C’est par l’éducation qu’un petit haïtien peut dessiner son avenir. Mais en créant deux écoles différentes dans le pays, les agents du système ont érigé une barricade éducationnelle entre les enfants des masses et ceux des élites. Alors que, l’article 32 de la Constitution de 1987 stipule que « L’État garantit le droit à l’éducation. Il veille à la formation physique, intellectuelle, morale, professionnelle, sociale et civique de la population. ». Donc, l’éducation est gratuite !
Cette barricade existe dans tous les domaines. Par exemple, des adolescentes ou adolescents de la province qui devraient être à l’école, sont souvent dépaysés dans l’enfer de Port-au-Prince pour devenir les « Rèstavèk » de quelqu’un qui pille le trésor public. Et ce corrompu qui détourne les fonds publics le fait tout simplement parce qu’il avait eu la chance de fréquenter l’école, ou qu’il est politiquement bien connecté à un quelconque régime mafieux du pays.
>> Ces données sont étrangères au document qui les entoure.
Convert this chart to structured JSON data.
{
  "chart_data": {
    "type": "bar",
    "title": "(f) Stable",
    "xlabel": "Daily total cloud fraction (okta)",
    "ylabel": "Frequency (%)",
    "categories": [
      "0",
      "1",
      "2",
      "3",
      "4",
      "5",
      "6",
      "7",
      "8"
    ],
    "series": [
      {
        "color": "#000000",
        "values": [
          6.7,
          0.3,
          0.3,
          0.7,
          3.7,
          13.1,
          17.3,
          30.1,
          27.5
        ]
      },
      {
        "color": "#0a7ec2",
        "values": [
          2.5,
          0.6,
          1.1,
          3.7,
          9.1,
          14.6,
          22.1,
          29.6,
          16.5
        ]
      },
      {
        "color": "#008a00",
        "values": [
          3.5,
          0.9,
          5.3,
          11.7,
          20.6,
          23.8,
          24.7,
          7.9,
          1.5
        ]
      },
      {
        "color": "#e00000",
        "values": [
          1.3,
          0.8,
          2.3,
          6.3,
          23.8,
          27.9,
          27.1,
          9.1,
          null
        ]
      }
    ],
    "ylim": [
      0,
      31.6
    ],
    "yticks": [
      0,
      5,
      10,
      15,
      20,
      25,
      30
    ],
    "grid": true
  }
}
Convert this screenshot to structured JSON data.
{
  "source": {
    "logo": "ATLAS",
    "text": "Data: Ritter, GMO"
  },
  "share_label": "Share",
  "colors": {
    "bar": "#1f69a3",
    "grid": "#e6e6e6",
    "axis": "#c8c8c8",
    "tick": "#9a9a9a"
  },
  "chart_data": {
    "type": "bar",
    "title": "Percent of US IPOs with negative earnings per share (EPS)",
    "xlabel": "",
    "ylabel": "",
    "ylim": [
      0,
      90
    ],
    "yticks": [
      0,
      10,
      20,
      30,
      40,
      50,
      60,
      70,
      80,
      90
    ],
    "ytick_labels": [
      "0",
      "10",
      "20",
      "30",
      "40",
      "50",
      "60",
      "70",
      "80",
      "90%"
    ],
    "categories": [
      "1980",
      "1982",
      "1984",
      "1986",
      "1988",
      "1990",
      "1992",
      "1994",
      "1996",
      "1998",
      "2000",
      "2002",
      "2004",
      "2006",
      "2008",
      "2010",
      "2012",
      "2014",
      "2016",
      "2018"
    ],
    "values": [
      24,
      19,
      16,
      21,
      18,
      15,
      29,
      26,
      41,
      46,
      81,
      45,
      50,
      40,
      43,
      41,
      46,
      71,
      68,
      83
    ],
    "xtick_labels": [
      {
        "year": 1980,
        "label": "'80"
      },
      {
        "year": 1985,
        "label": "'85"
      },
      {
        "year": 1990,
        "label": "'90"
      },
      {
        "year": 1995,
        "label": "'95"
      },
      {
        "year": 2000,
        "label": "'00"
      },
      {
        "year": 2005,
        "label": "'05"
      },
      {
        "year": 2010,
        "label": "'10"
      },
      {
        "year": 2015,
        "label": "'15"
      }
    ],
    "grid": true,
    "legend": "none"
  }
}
Depuis l’assassinat de l’idéal dessalinien, le 17 octobre 1806, la situation de l’éducation est toujours très préoccupante en Haïti. Quand les enfants qui ont la chance d’aller à l’école, dans bien des cas ils sont obligés de marcher des kilomètres pour se rendre dans des institutions publiques mal construites et entretenues sous la direction des instituteurs non qualifiés et mal-payés.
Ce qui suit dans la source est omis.